On the groom's cake: I KNOW. People do not understand they are missing out on chocolate covered strawberries. They don't even need the cake, just a platter of groom's strawberries.

Oh well, good thing we live in Texas.

9/09/2005 3:05 PM  
Blogger Greg said...

Do the girls Moo in Texas as they wear their cowbell mums?

In typical Saturday night fashion... needs more cowbell.

oovgfqkt

9/09/2005 3:56 PM  
Blogger Katie said...

Ben - I cannot speak for other girls but I have not mooed while wearing a cow bell. In fact I've never worn a cow bell.

9/09/2005 3:59 PM  
Blogger Heather said...

Makes me appreciate Oregon more and more.

9/09/2005 4:02 PM  
Blogger Eddo said...

OOOOH Katie, this was a Brilliant - "RIGHT-On" Post!

I recall my sisters getting mums and me even getting one of those small mum things you wear on your bicep. I don't recall the girl I was dating at the time, but yep, I wore it with pride - TEXAS PRIDE!

Great trip down memory lane. Love it.

9/09/2005 4:19 PM  
Blogger Katie said...

Oh Eddie the "bicep mum", there was something wrong about a guy wearing a flower with ribbons and such on his bicep. Hahahahahaha

9/09/2005 4:22 PM  
Blogger Eddo said...

Steve! Your comments are so right-on! H.I.L.A.R.I.O.U.S!!!!

No mums in oregon?

9/09/2005 4:23 PM  
Anonymous Anonymous said...

See Jes - you will have to pester her daily - I mention my 3 babies and she just ignores it. It is not a ploy - both her Dad & I will be gone for who knows how long (me 4 - 6 months, her Dad - no telling) - at this point my accommodations are a four-letter word (TENT)) so please pester her daily.
You'll love it - you know you will.

I didn't know groom's cakes were a southern thing...sad, they are missing out on a lot. You out of towners really need to visit the great state of Texas. However, with that being said...

Ben/Sydney - I had the pleasure of visiting your great state last year. I especially enjoyed Duluth and got to stay in a hotel with a view of the lake - it's amazing how big it is. It was really neat to hear the horn of a huge ship coming in one foggy morn.

Steve - I too got to visit Portland last year but only to drive to the airport from Vancouver and fly away. I did get to spend 4 days in WA - from Seattle to Bellingham to Olympia to Vancouver. Beautiful state, as I suspect Oregon is. Bellingham was my fav - hope to return for fun someday.

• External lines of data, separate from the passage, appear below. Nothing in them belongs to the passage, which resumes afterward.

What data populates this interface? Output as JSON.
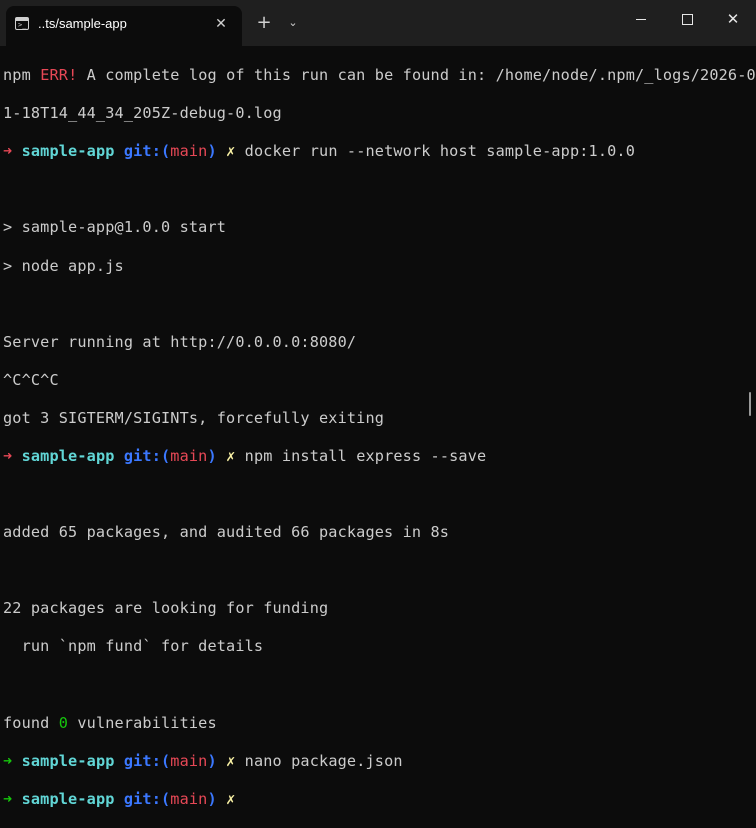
{
  "window": {
    "tab_title": "..ts/sample-app",
    "tab_icon": "terminal-icon",
    "close_tab_glyph": "✕",
    "new_tab_glyph": "+",
    "dropdown_glyph": "⌄",
    "close_glyph": "✕"
  },
  "colors": {
    "error": "#e74856",
    "prompt_ok": "#16c60c",
    "dir": "#61d6d6",
    "git": "#3b78ff",
    "dirty": "#f9f1a5"
  },
  "terminal": {
    "err_prefix": "npm ",
    "err_label": "ERR!",
    "err_message": " A complete log of this run can be found in: /home/node/.npm/_logs/2026-0",
    "err_message_cont": "1-18T14_44_34_205Z-debug-0.log",
    "prompt_arrow": "➜",
    "prompt_dir": "sample-app",
    "git_prefix": "git:(",
    "git_branch": "main",
    "git_suffix": ")",
    "dirty_mark": "✗",
    "cmd1": "docker run --network host sample-app:1.0.0",
    "out1": "> sample-app@1.0.0 start",
    "out2": "> node app.js",
    "out3": "Server running at http://0.0.0.0:8080/",
    "out4": "^C^C^C",
    "out5": "got 3 SIGTERM/SIGINTs, forcefully exiting",
    "cmd2": "npm install express --save",
    "out6": "added 65 packages, and audited 66 packages in 8s",
    "out7": "22 packages are looking for funding",
    "out8": "  run `npm fund` for details",
    "out9_prefix": "found ",
    "out9_count": "0",
    "out9_suffix": " vulnerabilities",
    "cmd3": "nano package.json"
  }
}
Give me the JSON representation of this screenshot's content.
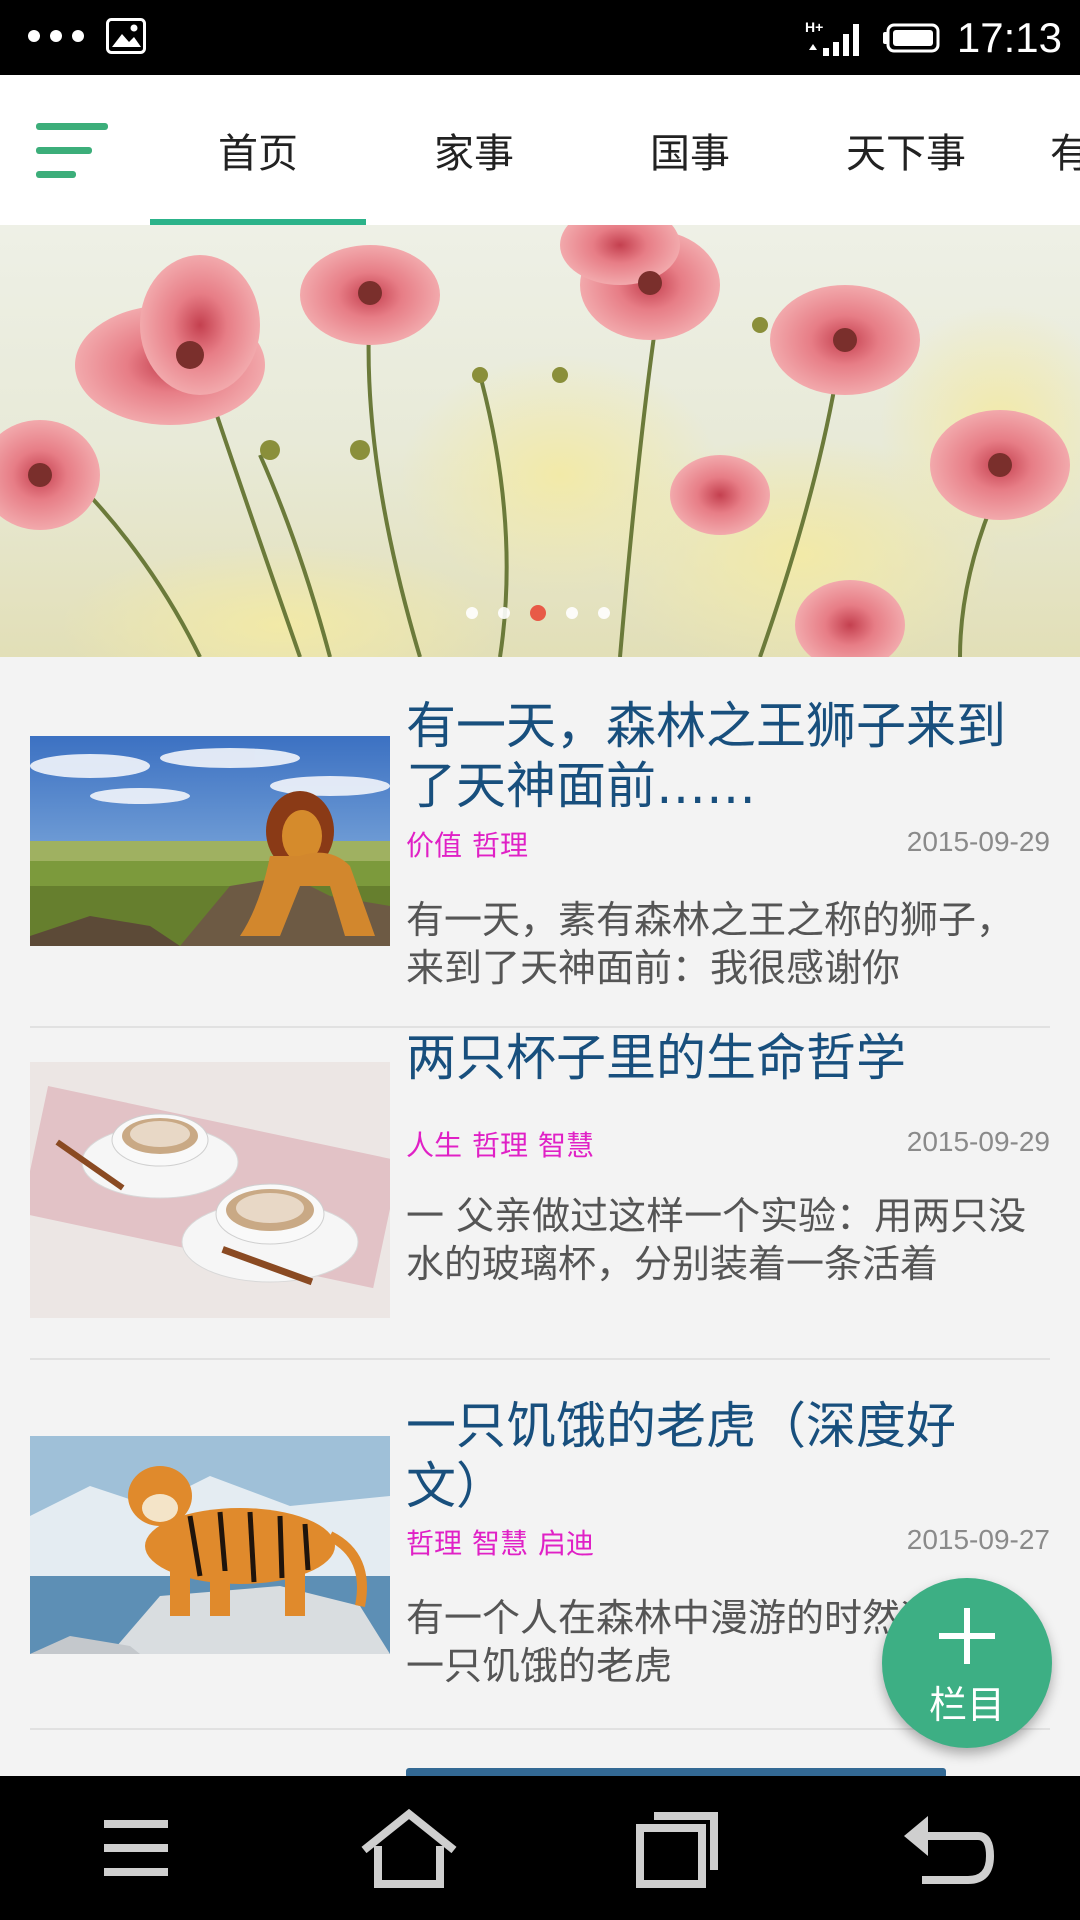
{
  "status_bar": {
    "time": "17:13",
    "icons": [
      "more-dots-icon",
      "gallery-notification-icon",
      "hplus-signal-icon",
      "battery-icon"
    ]
  },
  "top_bar": {
    "menu_icon": "hamburger-menu-icon",
    "tabs": [
      {
        "label": "首页",
        "active": true
      },
      {
        "label": "家事",
        "active": false
      },
      {
        "label": "国事",
        "active": false
      },
      {
        "label": "天下事",
        "active": false
      },
      {
        "label": "有",
        "active": false
      }
    ],
    "accent_color": "#2cb38a"
  },
  "banner": {
    "image": "pink-cosmos-flowers-photo",
    "page_count": 5,
    "current_page": 3
  },
  "articles": [
    {
      "title": "有一天，森林之王狮子来到了天神面前……",
      "tags": [
        "价值",
        "哲理"
      ],
      "date": "2015-09-29",
      "summary": "有一天，素有森林之王之称的狮子，来到了天神面前：我很感谢你",
      "thumbnail": "lion-king-illustration"
    },
    {
      "title": "两只杯子里的生命哲学",
      "tags": [
        "人生",
        "哲理",
        "智慧"
      ],
      "date": "2015-09-29",
      "summary": "一 父亲做过这样一个实验：用两只没水的玻璃杯，分别装着一条活着",
      "thumbnail": "two-coffee-cups-photo"
    },
    {
      "title": "一只饥饿的老虎（深度好文）",
      "tags": [
        "哲理",
        "智慧",
        "启迪"
      ],
      "date": "2015-09-27",
      "summary": "有一个人在森林中漫游的时然遇见了一只饥饿的老虎",
      "thumbnail": "tiger-painting"
    }
  ],
  "fab": {
    "icon": "plus-icon",
    "label": "栏目",
    "color": "#3daf84"
  },
  "nav_bar": {
    "buttons": [
      "menu-icon",
      "home-icon",
      "recent-apps-icon",
      "back-icon"
    ]
  },
  "colors": {
    "title": "#184f7d",
    "tag": "#e020c6",
    "date": "#8a8a8a"
  }
}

Sorry I yapped so much...I'll go back to being the silent Mom!

9/09/2005 4:43 PM  
Blogger Chad said...

I'm trying to remember if I ever bought one of those hideous things for a date in high school. Nothing comes to mind. I do remember watching the competition of who could get the biggest mum with more than a touch of humor. Being in Texas, it was not only the big mum, but the big hair as well. I think some of the girls used the hair to counterbalance their mum. Or vice versa. Thanks for the story. Funny, as ever.

9/09/2005 8:16 PM  
Blogger Amstaff Mom said...

I was talking to a teacher today and she's having to chaperone the Homecoming Dance tonight. We were talking about states that don't wear mums. Too weird when blog conversations and "real" conversations end up being the same thing back to back!